Polluting paradise. Fatih Akin. Turquie, 2012, 98 minutes.
Un village sur la côte de la Mer Noire en Turquie, un village qui a tout pour être un paradis sur terre, avec ses vues sur la mer et ses jardins en terrasses où l’on cultive le thé. Un village calme et paisible, sans histoire, jusqu’à l’arrivée de la décharge.
La gestion des déchets, des déchets de plus en plus importants quantitativement, pose des problèmes qui sont loin d’être résolus. En Turquie comme ailleurs. La construction de décharge n’est certes pas la solution qui préserve au mieux l’environnement. Dans le village où est tourné le film, Camburnu, l’opération tourne vite à la catastrophe, malgré les engagements pris par les responsables. Les promesses faites aux villageois pouvaient-elles d’ailleurs être tenues ? Qu’est-ce qui est fait pour éviter les infiltrations d’eau polluant la nappe phréatique. Et en cas de forte pluie, comme c’est fréquent dans la région, ne pouvait-on pas penser qu’elles entraineraient des boues ou d’autres substances toxiques jusqu’à la mer ? Le film montre ces torrents d’eaux noires que les responsables locaux de la décharge regardent impuissants. Cette inertie se retrouve d’ailleurs à tous les étages du pouvoir. Sauf le maire de la commune, filmé dans son bureau, et qui détaille tout au long du film les actions qu’il a pu entreprendre depuis le lancement du projet. Mais lui aussi se révèle impuissant face à des enjeux financiers et politiques qui le dépassent largement. Un petit village perdu, quelques paysans, cela ne pèse pas bien lourd.

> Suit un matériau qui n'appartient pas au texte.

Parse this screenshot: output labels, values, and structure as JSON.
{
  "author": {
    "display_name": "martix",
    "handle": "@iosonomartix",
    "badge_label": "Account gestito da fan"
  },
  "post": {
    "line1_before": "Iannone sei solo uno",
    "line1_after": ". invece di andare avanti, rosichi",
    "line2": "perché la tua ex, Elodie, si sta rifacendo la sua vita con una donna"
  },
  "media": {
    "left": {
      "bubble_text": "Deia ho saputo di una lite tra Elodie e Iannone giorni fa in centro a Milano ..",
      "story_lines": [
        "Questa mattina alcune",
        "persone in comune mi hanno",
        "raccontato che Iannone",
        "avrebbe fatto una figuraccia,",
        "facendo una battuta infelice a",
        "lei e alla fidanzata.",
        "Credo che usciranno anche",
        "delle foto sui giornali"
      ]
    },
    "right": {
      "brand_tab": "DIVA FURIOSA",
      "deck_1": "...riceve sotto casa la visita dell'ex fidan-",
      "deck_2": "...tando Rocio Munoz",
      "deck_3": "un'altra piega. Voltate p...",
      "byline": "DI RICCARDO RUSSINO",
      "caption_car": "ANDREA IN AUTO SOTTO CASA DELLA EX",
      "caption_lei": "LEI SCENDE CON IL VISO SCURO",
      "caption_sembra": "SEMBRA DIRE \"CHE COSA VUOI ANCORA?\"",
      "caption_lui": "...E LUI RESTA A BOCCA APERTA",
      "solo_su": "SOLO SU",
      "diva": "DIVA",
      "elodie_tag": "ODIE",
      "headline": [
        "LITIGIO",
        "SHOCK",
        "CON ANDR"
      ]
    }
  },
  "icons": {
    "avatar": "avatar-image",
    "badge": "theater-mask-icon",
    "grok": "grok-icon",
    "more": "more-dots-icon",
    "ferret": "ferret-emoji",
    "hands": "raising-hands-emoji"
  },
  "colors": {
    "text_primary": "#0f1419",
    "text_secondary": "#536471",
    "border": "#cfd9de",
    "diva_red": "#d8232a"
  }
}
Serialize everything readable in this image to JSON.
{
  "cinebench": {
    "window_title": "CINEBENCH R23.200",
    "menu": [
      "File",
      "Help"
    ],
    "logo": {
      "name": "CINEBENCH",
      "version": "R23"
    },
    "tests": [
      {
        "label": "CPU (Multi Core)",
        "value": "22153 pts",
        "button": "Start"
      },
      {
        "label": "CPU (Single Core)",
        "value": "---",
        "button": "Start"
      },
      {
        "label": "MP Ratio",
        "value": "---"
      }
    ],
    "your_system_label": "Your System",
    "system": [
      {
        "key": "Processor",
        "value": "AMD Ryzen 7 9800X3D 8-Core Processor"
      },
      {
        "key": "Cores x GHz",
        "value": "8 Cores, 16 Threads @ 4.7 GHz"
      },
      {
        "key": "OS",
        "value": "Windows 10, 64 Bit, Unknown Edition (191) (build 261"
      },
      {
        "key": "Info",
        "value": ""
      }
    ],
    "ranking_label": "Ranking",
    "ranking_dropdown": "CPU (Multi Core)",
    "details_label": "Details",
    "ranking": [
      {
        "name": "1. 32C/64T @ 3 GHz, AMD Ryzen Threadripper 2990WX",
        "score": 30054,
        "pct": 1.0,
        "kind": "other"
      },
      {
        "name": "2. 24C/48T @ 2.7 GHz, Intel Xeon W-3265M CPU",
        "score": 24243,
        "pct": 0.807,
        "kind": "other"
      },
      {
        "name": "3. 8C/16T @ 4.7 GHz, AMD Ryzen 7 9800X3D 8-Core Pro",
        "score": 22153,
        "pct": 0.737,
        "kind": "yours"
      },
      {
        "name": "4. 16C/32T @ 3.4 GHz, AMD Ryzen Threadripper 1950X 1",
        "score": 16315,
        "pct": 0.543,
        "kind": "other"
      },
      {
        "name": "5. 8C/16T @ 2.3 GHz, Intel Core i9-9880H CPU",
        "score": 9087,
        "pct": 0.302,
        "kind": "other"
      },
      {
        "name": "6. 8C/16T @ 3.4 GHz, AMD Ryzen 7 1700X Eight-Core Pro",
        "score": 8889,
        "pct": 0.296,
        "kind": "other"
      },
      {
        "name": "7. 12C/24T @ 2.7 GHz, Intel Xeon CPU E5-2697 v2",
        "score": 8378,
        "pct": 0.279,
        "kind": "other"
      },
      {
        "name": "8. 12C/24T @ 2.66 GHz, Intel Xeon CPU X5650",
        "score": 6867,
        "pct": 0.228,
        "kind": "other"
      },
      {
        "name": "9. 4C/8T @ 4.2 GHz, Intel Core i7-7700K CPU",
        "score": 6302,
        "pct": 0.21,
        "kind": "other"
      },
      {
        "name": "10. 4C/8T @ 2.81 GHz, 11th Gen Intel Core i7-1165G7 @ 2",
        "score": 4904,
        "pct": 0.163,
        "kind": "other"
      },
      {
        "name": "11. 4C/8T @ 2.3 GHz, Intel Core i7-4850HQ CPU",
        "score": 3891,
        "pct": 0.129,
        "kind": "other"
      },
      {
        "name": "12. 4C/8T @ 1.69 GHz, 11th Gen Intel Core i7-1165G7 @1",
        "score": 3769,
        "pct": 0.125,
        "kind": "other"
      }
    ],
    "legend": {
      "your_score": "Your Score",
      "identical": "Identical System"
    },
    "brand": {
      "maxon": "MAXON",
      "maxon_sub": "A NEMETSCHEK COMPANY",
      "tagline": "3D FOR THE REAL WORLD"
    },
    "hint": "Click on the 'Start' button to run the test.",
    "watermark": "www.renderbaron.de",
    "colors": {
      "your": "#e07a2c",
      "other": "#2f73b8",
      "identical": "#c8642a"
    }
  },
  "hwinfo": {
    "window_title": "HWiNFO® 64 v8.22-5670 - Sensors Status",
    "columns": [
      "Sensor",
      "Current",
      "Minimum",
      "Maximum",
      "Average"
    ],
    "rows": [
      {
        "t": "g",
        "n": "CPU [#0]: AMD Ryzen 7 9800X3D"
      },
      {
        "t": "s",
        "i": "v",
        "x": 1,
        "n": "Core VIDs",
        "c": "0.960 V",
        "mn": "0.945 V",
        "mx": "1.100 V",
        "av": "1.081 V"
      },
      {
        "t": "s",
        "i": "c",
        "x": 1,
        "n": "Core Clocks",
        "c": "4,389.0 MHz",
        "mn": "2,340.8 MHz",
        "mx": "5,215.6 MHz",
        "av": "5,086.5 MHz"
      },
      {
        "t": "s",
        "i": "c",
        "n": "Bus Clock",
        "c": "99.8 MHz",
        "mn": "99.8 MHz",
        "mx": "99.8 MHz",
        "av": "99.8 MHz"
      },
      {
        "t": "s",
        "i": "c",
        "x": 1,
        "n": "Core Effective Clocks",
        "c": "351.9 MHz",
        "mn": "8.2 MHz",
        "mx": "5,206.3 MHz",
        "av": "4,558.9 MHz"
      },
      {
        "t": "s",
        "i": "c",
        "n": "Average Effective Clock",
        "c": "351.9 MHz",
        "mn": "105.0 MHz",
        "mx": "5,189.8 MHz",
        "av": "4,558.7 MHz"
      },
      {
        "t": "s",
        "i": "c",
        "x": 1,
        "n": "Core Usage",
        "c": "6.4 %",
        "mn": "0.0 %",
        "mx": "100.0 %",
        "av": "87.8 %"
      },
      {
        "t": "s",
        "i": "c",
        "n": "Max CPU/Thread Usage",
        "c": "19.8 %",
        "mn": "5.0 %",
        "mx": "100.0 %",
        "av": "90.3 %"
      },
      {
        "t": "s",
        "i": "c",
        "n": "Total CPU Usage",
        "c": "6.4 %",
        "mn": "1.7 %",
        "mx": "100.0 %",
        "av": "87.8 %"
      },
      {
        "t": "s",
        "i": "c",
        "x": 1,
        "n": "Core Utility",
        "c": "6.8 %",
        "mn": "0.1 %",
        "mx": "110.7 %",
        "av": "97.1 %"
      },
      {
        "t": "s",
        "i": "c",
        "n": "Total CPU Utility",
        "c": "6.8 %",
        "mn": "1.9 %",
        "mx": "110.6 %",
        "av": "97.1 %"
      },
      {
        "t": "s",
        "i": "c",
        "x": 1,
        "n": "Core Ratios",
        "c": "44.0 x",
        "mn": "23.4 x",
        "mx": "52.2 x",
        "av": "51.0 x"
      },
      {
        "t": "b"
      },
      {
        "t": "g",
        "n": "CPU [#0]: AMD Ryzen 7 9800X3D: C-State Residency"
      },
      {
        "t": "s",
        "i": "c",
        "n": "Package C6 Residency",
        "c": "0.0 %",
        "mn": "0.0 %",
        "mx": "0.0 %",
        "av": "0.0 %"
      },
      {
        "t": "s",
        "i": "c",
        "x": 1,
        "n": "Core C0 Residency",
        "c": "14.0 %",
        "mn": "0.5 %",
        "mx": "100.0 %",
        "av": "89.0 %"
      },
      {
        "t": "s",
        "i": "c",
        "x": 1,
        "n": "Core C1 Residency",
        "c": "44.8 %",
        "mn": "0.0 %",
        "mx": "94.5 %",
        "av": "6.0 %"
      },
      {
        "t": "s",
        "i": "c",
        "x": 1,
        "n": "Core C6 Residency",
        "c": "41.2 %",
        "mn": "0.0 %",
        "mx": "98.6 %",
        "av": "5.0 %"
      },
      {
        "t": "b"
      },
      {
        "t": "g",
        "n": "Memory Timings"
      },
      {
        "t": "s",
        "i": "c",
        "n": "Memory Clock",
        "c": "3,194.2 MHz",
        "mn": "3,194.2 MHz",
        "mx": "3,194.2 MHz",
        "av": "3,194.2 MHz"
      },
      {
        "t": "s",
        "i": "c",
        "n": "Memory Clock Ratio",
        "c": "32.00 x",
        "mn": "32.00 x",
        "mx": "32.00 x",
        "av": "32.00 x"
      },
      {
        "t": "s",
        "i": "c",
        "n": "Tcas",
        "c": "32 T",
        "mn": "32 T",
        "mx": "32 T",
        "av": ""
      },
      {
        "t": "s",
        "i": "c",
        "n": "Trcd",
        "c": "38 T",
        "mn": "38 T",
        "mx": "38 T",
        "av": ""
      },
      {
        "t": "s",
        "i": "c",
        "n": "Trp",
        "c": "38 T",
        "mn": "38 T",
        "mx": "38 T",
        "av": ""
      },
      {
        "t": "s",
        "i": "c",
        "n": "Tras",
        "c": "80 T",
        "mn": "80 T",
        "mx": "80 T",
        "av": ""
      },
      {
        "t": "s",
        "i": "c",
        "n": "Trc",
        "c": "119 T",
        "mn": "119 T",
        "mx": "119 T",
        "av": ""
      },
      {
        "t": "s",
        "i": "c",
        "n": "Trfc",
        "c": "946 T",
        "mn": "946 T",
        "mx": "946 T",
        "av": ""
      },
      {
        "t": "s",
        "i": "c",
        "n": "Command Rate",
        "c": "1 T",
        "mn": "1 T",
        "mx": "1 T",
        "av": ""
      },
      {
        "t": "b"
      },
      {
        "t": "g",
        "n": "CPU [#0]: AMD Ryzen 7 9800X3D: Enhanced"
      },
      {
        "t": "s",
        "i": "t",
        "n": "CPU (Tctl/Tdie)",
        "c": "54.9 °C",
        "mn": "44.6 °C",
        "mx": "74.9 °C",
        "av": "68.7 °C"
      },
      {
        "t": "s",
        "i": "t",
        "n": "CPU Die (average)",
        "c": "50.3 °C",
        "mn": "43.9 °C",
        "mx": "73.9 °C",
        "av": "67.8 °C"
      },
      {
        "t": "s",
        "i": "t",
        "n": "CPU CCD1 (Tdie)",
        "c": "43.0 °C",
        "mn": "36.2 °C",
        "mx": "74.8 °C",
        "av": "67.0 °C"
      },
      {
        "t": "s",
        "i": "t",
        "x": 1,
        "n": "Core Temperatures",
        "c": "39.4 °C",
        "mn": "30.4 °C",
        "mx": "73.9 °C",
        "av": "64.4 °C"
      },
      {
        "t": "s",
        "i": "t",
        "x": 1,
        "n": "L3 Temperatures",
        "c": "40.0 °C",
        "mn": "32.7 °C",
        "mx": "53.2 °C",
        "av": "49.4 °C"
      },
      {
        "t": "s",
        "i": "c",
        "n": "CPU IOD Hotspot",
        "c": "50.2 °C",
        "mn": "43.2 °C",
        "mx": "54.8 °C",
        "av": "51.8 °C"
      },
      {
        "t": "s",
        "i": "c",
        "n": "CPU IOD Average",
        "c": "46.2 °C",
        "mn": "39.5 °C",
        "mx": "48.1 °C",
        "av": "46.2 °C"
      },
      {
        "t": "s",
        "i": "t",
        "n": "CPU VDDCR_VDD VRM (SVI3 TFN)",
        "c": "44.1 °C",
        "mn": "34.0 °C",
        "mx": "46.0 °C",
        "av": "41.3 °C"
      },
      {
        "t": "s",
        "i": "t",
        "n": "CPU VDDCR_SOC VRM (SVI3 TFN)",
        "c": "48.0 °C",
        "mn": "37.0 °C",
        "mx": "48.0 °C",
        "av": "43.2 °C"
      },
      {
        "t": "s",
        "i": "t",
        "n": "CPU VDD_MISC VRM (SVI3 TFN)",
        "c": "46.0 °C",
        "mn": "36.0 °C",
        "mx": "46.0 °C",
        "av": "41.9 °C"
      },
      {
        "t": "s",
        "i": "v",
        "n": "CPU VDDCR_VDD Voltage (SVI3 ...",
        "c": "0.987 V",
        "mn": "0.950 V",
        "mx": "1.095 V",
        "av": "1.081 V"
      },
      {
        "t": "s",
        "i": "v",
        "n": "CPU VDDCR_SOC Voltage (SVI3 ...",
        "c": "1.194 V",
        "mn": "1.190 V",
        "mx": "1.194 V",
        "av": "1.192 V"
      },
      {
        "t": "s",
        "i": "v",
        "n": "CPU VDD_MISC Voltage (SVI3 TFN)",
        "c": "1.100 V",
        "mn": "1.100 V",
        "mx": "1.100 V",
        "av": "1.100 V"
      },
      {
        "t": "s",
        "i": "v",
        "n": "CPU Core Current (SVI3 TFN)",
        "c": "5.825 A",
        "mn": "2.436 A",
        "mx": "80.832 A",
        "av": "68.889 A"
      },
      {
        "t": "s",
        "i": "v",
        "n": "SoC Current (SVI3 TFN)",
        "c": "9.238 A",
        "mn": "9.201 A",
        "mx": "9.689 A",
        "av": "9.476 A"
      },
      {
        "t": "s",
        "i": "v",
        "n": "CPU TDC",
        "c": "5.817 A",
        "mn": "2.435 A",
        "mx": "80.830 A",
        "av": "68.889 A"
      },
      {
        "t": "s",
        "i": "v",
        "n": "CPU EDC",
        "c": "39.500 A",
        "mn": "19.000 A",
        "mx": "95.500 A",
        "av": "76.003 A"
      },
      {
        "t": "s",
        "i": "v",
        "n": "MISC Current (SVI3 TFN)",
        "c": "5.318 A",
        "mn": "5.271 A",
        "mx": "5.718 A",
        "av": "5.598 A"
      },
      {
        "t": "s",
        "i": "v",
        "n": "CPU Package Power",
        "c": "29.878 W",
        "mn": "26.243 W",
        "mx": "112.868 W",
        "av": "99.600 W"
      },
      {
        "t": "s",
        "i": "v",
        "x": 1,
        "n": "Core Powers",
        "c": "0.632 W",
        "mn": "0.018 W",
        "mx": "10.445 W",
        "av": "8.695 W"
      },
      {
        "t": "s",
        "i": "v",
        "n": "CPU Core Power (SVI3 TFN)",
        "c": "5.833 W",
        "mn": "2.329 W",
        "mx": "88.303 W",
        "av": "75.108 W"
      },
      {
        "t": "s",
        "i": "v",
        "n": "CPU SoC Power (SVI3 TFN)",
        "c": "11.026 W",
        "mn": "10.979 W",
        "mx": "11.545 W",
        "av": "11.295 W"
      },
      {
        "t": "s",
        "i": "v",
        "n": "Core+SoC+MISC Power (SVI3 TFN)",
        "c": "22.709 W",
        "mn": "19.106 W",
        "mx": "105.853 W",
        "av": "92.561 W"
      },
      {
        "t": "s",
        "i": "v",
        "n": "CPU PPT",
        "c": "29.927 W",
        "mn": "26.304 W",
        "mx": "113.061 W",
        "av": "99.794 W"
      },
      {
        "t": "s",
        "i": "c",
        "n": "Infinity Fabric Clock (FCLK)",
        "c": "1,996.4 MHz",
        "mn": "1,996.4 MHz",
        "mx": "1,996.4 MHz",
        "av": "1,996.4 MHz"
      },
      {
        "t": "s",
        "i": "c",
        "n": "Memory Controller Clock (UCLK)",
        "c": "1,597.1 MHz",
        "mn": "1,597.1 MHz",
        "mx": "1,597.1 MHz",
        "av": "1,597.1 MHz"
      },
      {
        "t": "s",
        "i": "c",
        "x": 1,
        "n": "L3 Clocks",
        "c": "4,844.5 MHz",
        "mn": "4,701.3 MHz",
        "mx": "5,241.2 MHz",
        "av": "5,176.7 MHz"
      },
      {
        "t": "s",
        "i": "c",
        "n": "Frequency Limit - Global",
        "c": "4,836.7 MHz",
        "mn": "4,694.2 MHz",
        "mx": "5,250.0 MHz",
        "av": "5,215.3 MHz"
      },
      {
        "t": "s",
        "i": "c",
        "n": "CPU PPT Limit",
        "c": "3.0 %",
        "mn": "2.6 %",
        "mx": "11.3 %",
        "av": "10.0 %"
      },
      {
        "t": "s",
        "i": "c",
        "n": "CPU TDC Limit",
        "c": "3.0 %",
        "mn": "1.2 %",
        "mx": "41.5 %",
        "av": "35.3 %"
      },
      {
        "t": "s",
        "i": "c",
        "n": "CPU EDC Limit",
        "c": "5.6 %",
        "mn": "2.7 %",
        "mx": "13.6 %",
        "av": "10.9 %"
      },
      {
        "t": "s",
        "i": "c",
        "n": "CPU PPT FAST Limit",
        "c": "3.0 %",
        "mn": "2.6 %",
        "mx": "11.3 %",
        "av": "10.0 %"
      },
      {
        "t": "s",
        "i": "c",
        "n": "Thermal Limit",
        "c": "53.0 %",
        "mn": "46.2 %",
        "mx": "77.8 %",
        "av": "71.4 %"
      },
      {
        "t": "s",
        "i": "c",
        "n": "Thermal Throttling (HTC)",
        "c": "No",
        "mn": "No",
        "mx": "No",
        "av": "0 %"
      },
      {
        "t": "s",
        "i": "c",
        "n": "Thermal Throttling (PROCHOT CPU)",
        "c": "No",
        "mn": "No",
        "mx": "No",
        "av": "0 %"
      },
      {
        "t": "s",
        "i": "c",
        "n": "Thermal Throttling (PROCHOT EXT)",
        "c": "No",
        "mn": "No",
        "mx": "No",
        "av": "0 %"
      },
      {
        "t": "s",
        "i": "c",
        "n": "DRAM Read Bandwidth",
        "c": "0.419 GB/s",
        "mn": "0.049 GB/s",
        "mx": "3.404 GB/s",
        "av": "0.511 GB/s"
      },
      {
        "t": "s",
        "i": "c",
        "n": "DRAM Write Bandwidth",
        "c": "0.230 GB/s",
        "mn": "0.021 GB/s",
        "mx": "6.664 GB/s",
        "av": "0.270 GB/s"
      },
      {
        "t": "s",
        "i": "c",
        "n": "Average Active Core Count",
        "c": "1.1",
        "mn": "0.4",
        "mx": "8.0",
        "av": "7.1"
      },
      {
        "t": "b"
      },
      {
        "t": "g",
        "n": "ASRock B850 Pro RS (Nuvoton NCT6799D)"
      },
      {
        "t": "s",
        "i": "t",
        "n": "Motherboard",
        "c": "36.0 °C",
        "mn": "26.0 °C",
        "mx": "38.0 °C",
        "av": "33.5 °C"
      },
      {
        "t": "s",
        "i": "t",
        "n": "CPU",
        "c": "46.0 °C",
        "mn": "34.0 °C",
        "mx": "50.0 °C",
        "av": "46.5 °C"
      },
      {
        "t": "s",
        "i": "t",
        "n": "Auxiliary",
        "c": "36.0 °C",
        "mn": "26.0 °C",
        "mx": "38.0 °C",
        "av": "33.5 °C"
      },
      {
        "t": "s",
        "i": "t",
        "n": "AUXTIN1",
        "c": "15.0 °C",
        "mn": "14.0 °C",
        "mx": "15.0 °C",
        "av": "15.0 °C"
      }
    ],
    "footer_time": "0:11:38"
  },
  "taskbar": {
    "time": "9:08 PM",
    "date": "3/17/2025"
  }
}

Ces villageois, pourtant, essaient de résister. Sans action spectaculaire, par leur seule présence. Une présence qui dit simplement qu’ils existent et qu’ils veulent vivre dans leur village comme ils ont toujours vécu, comme leurs ancêtres ont toujours vécu. Cet enracinement dans une terre est un des points forts du film. Le réalisateur est d’ailleurs lui-même originaire du village. Et l’on sent son attachement très sensible à ses racines. Le film contient des entretiens menés avec quelques uns de membres de cette petite communauté choisie comme représentatifs de sa vie et des évolutions, des bouleversements plutôt, qu’elle connait. Le maire en premier lieu, toujours bien habillé, avec chemise blanche et cravate, qui reçoit le gouverneur et sa suite avec une certaine déférence, mais qui n’a pas hésité à courir le risque d’être trainé en justice pour « entrave aux intérêts de l’Etat ». Nous rencontrons ensuite Sabahat et Suna, deux sœurs qui ont repris la plantation de thé de leur père et qui n’entendent pas arrêter cette exploitation. Par contre, Azize et Furkan, deux cousins, ont quitté le village pour Ankara et Istanbul. Pour eux, la terre de leurs parents ne représente plus un avenir. Et puis, il y a tous ces habitants du village, le photographe amateur qui apprendra à filmer pour assister le réalisateur, ou la vielle dame qui décédera avant la fin du tournage. Nous les suivons dans leur vie quotidienne et dans leur désespoir grandissant devant la dégradation de plus en plus important de la situation, de la pollution de l’eau potable à la puanteur qui va bien au-delà des abords immédiats de la décharge. Mais les énormes camions chargés de déchets arrivent toujours à Camburnu.

Le film a été réalisé sur une période de cinq ans. Cette durée est bien sûr essentielle pour appréhender toute l’ampleur du problème. Le réalisateur ne propose pas de solutions. Mais éveiller les consciences, comme le cinéma peut effectivement le faire, est aussi un enjeu important.